Командир часто про свою девушку Люсю рассказывал. Говорил, что красивая — прямо живая Снегурочка. Слушали мы его, и каждый думал, вспоминал своих любимых.

 

Две сиротки

Мария и Пётр Сысоевы так и жили у Люси. Первое время всё было хорошо. Пётр смастерил себе протез на левую ногу, оформил пенсию по ранению, ему дали третью группу инвалидности. Группа рабочая, но работать он не собирался. Мария жалела мужа, старалась накормить повкуснее. Через год, в 1944-м родился сын, назвали Ваней в честь Люсиного отца. Сама Мария продолжала работать на путях. Работа тяжёлая, Люся помогала с малышом. Через полгода Мария умерла прямо на работе – отказало сердце. Тут Пётр совсем сорвался, запил. Пока Люся получала пособие за погибшего отца, она ещё держалась. А как исполнилось ей 18 лет, пособие платить перестали. И Ванюшке в пособии отказали, ведь у него есть отец. Пётр денег не давал. Пришлось Люсе снова попроситься на работу на элеватор. Мальчика она брала с собой. Стала замечать, что из дома пропадают вещи. Сначала швейная машинка, потом платяной шкаф — отцова память. Даже бочки для засолки овощей пропил. Люся боялась, что и дом её может «уйти», поэтому отнесла все документы на работу и положила в сейф к директору.
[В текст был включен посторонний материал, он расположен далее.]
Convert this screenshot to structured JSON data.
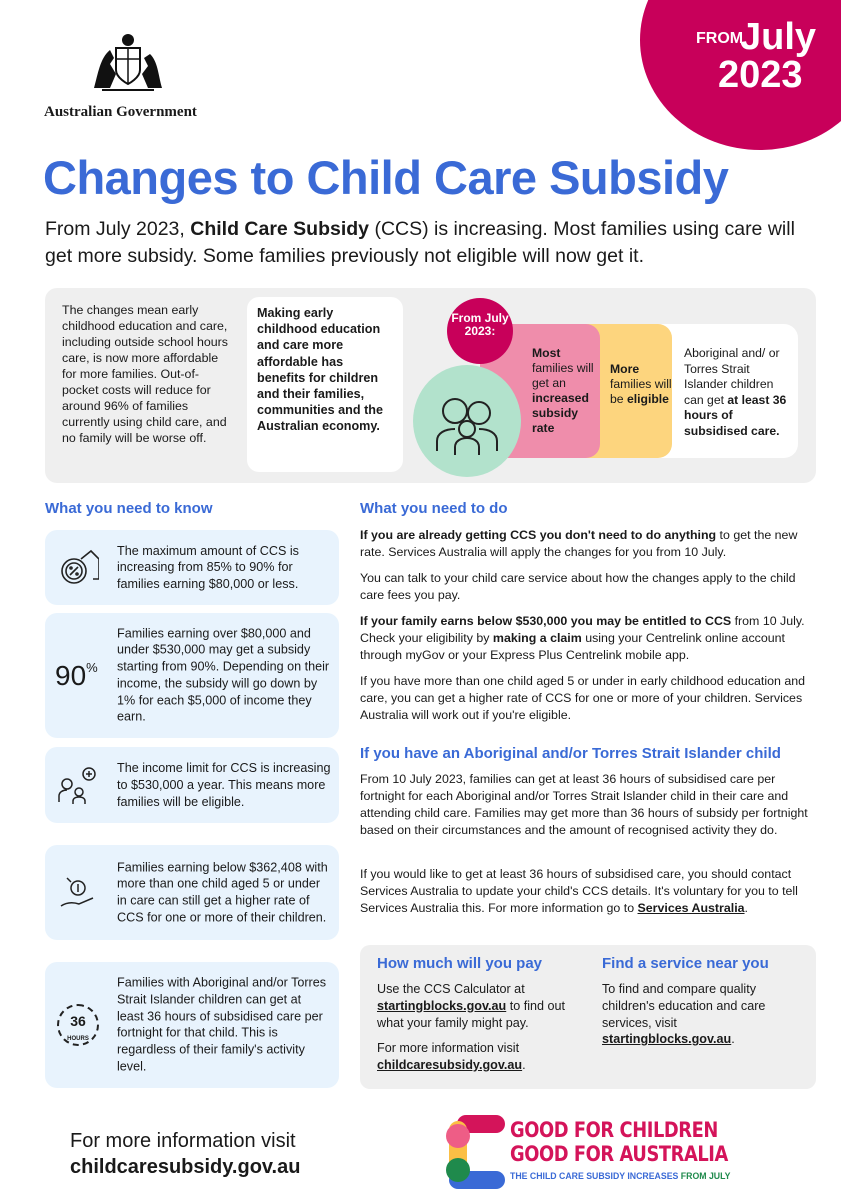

Люся пожаловалась участковому. Тот пришёл, они вместе напились, и он стал приставать к ней. Схватив ребёнка, она убежала, пришлось им ночевать в огороде. Хорошо ещё, что топливную книжку на Ивана давали за мать и Люсе за отца, он же машинистом был до войны. Хоть зимой не мёрзли.

Особенно тяжело было жить в 1945 году. Зимой Ванюшку Люся не брала с собой на работу — не во что было одеть. Она оставляла мальчику еду, прятала под подушку и уходила. Иногда отец, когда был трезвым, обнимал сына, плакал, приговаривая: «Сиротинушка ты моя, бросила нас мамка…». А чаще ругался, съедал на закусь у мальчика его обед. Ванюшка боялся отца, иногда убегал из дома и ждал Люсю где-нибудь у соседей.

 

Я нашёл её!

Лето 1947 года выдалось дождливым, дороги развезло. Люся разбудила Ванюшку: «Я не могу сегодня взять тебя с собой, на улице дождь. Обед под подушкой, раздели на два раза, я постараюсь вернуться пораньше». Ей долго пришлось обходить балку, которую в галошах не перейти. Около конторы стояли двое мужчин: машинист Иван Рюмин и какой-то незнакомец.

— Опаздываешь, Люся, — покачал головой Рюмин.

— Да вот, пришлось долго обходить.

Люся вошла в контору.

— Послушайте, как вы назвали девушку? — спросил незнакомец.

— Да это же наша Люся Петрова.

— Это её мама погибла в первую бомбёжку?

Подтвердив, машинист ушёл. Михаил (это был он, Михаил Тимохин) остался на месте. События тех лет ярко вспыхнули в голове: «Неужели нашёл я свою Люсю?» — «Бедная девушка – отец погиб, маму тоже потеряла, одним словом, круглая сирота. Теперь вот чужого ребёнка растит», — звучали у него в голове слова Ивана. – «Всё сходится, — он аж задохнулся, – неужели нашёл?»

Он вошёл в бухгалтерию, остановился у входа и стал наблюдать. Люся, сняв платок, расчесывала мокрые волосы. «Нет, не она, где же косы?.. Но глаза её, голос». Он вышел, а через 10 минут секретарь вызвала Люсю к директору. «Наверное, будет ругать за опоздание», — подумала девушка и поднялась на второй этаж.

— Ну здравствуй, Люся Петрова! Наконец-то я тебя нашёл. А куда ты дела свои косы?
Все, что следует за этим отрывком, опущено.